Usually a clean, damp brush applied straight to the mistake will wick the paint right off. And it it doesn’t, you can usually overpaint. Sure a mistaken black line onto that yellow you’ve just put the fifth glaze coat on is frustrating, but even that could be mitigated by painting the black first.

I used to be so scared of cocking up that I’d get analysis paralysis and just put the brushes down. Don’t do that.

Different Techniques

I spent a long time with just prime, base coat, wash, done. And whilst it gets minis finished they all tend to look drab.
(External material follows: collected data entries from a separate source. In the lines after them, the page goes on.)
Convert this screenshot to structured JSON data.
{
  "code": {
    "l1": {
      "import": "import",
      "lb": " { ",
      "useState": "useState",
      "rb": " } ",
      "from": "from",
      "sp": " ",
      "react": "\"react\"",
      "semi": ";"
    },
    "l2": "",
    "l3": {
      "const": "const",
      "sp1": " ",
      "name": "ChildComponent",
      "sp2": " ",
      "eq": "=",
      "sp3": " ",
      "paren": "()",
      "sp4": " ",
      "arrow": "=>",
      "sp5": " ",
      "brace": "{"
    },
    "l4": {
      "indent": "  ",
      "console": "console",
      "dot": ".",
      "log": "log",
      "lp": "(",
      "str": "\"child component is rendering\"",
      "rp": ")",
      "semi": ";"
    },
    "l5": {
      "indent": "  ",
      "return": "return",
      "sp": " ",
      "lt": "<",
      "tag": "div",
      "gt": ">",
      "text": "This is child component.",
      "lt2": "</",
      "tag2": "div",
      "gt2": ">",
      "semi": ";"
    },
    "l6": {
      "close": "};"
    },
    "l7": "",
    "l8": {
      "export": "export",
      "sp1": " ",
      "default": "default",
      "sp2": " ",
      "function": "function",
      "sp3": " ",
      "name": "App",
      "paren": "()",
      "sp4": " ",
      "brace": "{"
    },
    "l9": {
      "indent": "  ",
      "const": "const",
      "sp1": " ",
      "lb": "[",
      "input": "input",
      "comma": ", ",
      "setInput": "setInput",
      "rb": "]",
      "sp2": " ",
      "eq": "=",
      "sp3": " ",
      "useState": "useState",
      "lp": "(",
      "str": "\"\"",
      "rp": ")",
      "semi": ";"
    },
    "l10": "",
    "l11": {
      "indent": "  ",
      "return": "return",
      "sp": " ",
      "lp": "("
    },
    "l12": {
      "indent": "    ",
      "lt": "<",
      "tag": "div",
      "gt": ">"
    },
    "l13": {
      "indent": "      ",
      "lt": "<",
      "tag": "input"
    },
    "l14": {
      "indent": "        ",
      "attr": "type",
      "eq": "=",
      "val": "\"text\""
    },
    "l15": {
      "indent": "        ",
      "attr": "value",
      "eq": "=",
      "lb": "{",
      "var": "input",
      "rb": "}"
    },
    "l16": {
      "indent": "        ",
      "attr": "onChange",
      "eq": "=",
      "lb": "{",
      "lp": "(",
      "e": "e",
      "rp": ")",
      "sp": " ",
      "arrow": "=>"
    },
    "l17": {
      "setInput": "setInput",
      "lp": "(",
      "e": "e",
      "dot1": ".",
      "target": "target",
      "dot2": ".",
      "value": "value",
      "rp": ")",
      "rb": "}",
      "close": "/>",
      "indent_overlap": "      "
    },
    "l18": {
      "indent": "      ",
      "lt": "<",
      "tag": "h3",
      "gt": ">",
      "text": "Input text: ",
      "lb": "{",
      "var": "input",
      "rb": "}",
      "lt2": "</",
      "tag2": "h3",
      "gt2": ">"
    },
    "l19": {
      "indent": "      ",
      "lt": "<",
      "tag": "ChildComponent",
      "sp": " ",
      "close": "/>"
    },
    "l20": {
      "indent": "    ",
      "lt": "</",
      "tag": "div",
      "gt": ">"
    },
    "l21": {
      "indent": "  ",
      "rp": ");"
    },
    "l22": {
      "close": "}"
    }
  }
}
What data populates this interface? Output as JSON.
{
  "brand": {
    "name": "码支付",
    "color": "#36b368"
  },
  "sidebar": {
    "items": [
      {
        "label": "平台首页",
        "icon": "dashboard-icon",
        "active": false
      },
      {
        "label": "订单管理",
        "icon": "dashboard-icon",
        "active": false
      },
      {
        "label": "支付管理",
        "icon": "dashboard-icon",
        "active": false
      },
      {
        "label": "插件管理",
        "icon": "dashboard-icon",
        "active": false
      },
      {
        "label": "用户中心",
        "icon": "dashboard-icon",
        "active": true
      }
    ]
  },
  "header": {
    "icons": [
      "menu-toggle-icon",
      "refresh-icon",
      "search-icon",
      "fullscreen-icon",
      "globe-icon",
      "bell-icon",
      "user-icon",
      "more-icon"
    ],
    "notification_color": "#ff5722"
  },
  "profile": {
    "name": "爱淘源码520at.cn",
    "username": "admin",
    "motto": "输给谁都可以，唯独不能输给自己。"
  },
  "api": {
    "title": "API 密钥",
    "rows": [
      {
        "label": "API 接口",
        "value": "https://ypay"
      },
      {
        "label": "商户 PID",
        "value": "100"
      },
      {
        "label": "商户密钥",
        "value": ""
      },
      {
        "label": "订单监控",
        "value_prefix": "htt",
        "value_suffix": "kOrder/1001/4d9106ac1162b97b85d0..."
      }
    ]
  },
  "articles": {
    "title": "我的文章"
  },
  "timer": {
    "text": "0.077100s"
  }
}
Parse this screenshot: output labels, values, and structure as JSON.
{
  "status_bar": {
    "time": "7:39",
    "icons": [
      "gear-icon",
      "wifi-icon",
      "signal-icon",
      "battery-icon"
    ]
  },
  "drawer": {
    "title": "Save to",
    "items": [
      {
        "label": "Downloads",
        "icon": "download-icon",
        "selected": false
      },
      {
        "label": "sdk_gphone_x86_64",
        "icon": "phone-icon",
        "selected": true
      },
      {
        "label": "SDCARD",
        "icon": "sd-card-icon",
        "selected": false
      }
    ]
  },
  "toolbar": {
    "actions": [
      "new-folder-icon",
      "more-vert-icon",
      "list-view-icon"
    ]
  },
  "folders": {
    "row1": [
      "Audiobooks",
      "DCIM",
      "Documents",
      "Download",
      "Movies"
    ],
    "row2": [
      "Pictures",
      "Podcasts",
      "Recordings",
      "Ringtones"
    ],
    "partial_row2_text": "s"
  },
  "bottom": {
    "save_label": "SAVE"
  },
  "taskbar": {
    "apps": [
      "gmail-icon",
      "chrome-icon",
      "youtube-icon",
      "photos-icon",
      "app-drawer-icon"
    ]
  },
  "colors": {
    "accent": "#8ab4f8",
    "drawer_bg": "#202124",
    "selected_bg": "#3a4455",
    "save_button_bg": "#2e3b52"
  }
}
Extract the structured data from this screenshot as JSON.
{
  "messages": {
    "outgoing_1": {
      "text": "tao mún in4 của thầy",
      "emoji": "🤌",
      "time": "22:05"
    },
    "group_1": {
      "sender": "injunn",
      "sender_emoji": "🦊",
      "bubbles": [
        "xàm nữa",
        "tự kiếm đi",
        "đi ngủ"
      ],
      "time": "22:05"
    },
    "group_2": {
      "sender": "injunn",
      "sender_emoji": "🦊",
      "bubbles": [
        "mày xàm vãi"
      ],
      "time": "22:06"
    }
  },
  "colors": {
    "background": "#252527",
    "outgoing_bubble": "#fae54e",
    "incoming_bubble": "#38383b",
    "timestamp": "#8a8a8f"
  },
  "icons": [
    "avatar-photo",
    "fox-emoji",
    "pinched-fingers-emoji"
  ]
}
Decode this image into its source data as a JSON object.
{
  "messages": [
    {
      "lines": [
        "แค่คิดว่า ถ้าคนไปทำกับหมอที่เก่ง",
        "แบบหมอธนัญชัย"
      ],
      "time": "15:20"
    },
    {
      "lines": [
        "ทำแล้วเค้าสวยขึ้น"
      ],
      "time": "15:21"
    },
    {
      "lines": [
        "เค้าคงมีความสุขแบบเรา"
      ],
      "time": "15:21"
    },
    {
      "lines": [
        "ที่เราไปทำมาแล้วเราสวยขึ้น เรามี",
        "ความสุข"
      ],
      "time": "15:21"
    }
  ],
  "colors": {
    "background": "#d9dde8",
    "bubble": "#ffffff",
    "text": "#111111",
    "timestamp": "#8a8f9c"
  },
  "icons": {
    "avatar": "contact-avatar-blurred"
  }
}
Don’t rely on that one technique that you know helps (I’m very guilty of an over-reliance on washes).

I recently learned to glaze properly, and whilst I won’t be using it on everything I’ve found I can actually paint yellows and whites in a way I really like. YouTube channels are amazing for exposure and education on new techniques.

Painting Handles

I wish I’d had one of these twenty years ago. My hands have always shook quite a lot, so fine detail painting involved gripping the model so tightly I’d get cramps. Now I can hold the model loosely, balance my left (painting) hand on this and be able to hold the brush without too much pressure.

It also lets you spin the model around quickly. And keeps my clumsy fingers off the fresh paintwork!

Light

I’ve used a normal desk lamp with a normal bulb. Yes I know, a daylight bulb has been on my amazon wishlist for a decade or so. But I manage, my eye for colour isn’t that finely tuned so I don’t sweat it.

But I have just recently got better at moving the lamp rather than my hands. Pulling the lamp and twisting the model to be able to see where the paint brush is actually going has made such an improvement in my control. Stupidly simple obvious thing that I overlooked for so long.

Posture

I’m 41, I’m a software dev so I’m a professional sitter. But even so, my body does not like me if I do extended painting sessions without thinking of posture. Sit upright, don’t hunch, lean back in your chair if your lamp will stretch far enough. 18 year olds may mock, but trust me your joints are not your friends. They’re angry bastards just waiting to spend the second half of your life stabbing you.

So there you go, super simple painting concepts a lot of people know, but if you didn’t then great, and if not I hope you nodded sagely in agreement!